With the outbreak of World War I in August 1914, Delius and his wife dithered over abandoning their home in the village of Grez, near Paris, before finally accepting Beecham's invitation to stay at either of his houses; Delius eschewed the London establishment for Watford. After an initial period of anxiety, he could confide in his publisher, Emil Hertzka (January 9, 1915) "...all goes well & I am working very much here as we are living in the country. In the next few months a good number of my works are to be performed here. I hope this terrible war will not last too long." In late February he was with Beecham at Manchester to hear Sea Drift, and on the 24th, the premiere of his Violin Sonata No. 1. The Piano Concerto and excerpts from A Village Romeo and Juliet figured on the program of the Hallé concerts in mid-March. Meanwhile, Delius settled down to work on his Requiem and An Arabesk, and made sketches for Eventyr.
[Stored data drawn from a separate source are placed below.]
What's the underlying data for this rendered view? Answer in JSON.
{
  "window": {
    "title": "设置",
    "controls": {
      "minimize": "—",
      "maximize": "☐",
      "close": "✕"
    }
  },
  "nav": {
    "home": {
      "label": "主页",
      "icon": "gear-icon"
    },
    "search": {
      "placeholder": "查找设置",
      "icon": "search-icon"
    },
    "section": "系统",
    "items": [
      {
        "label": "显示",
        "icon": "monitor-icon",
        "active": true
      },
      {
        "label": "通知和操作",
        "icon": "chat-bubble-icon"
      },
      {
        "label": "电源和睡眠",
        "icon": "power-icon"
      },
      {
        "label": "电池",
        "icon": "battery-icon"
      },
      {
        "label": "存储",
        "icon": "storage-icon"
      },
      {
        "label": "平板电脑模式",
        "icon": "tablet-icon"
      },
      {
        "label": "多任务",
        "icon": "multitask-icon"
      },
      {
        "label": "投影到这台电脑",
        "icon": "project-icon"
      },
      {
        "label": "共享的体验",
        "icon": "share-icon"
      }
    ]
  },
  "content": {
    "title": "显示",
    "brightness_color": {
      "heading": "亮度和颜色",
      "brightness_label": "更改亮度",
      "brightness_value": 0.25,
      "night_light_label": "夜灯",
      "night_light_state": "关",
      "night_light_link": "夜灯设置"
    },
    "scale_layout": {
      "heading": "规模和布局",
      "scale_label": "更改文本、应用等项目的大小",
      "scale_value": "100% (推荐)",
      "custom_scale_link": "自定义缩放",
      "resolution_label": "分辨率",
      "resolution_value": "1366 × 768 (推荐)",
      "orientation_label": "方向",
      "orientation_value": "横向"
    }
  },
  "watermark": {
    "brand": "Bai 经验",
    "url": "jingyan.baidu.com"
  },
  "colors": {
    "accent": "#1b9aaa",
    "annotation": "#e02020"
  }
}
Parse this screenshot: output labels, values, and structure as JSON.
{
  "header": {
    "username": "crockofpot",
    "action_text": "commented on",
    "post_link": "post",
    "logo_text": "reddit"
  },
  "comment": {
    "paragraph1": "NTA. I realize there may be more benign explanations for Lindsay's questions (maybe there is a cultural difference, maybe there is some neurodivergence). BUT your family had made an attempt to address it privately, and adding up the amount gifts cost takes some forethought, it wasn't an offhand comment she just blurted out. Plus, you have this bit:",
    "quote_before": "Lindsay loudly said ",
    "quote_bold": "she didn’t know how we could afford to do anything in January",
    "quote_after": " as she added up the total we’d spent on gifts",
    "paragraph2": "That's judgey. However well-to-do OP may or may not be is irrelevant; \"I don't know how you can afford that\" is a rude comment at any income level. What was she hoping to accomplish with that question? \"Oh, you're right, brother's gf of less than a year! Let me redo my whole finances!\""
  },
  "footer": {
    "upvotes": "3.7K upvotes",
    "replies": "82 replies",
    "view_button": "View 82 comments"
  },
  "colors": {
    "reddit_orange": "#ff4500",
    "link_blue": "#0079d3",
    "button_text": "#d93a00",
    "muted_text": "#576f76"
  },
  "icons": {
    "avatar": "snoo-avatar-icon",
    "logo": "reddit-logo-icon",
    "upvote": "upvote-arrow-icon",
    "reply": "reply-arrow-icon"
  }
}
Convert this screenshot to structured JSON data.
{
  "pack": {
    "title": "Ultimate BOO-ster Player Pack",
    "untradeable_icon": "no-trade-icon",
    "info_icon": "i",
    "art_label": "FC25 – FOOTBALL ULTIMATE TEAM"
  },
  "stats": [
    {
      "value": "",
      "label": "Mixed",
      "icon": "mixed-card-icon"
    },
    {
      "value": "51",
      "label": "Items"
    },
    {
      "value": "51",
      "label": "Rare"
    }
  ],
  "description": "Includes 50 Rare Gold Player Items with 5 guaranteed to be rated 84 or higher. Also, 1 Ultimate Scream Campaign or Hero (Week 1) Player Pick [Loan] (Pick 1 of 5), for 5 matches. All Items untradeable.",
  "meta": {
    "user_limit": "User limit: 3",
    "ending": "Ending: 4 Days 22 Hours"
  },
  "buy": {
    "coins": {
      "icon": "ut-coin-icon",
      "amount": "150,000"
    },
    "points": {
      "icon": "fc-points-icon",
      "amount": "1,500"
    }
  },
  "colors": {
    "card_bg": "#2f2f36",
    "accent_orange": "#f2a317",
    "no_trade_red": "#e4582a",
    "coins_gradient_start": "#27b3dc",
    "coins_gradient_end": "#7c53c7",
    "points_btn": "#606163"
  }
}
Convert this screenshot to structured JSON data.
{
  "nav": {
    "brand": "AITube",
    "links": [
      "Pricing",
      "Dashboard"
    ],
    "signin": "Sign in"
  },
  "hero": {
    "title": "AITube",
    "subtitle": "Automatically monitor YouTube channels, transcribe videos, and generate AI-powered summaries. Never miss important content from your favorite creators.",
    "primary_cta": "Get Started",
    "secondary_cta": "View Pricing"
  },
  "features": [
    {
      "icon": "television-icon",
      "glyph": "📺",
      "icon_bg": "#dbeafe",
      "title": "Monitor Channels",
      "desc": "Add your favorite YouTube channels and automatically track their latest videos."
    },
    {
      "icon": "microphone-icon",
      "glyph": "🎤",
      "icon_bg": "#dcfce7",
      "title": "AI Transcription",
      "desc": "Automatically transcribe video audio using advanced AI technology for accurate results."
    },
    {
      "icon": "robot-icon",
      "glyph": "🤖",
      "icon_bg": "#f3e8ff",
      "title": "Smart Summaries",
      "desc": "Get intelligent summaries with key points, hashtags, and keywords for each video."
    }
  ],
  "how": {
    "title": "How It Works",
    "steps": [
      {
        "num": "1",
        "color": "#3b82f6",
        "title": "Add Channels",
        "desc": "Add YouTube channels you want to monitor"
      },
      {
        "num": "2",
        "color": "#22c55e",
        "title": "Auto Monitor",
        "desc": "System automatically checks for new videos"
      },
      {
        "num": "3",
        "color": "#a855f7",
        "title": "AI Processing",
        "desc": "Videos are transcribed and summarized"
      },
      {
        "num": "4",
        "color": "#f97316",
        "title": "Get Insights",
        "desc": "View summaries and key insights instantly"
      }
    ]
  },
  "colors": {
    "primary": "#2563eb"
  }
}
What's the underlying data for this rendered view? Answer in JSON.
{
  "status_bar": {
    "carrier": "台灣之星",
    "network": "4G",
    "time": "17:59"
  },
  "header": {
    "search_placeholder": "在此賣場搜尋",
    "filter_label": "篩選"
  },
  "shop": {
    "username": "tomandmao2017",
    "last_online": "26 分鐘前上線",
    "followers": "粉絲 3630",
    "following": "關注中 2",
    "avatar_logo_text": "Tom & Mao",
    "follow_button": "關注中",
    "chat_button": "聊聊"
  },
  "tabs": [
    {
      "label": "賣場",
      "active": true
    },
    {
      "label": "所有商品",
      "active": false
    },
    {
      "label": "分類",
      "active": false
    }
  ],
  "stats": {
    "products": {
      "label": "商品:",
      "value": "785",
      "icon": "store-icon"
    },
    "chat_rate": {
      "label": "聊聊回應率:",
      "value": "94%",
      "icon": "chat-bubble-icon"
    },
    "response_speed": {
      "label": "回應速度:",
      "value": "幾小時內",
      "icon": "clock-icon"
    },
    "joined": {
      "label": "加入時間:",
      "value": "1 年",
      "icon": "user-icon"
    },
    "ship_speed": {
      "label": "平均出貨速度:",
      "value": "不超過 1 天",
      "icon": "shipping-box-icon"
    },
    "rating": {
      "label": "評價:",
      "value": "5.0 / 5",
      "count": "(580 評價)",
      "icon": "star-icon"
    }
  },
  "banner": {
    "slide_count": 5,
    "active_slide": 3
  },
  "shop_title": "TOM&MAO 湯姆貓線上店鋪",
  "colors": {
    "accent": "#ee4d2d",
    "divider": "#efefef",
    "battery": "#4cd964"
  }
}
After a summer and fall sojourn in Norway, the Deliuses returned to Grez, though nothing more is heard of Eventyr until December 31, 1917, in a letter to his friend, conductor and composer Norman O'Neill, "For the last 16 days we have had arctic cold & cannot keep our house warm... -- I have just finished a new work 'Eventyr' after Asbørnsens [sic] fairy tales for Orchestra & have rather tired my eyes...." In fact, Delius was already in the grip of a syphilitic infection, contracted before the turn of the century, which by 1923 would leave him paralyzed and blind. There is no hint in Eventyr of the vicissitudes surrounding its composition, though -- as in those other works of Scandinavian inspiration, A Song of the High Hills and An Arabesk (both 1911) -- Delius' utterance has taken an astringently muscular turn. Peter Christen Asbjørnsen's collection of Norwegian folk tales and legends, published between 1842 and 1871, is the undisputed source for Eventyr (Once upon a time), but, as Felix Aprahamian noted, "It has been said that...Eventyr is not based on any particular story, but an attempt to convey in music something of the atmosphere of [the] tales. The music itself seems to disprove this, for, so vivid are its colours and contrasts, it hints at a programme as detailed as that of Strauss' Till Eulenspiegel." Eventyr is dedicated to Henry Wood, who conducted its premiere at Queen's Hall on January 11, 1919.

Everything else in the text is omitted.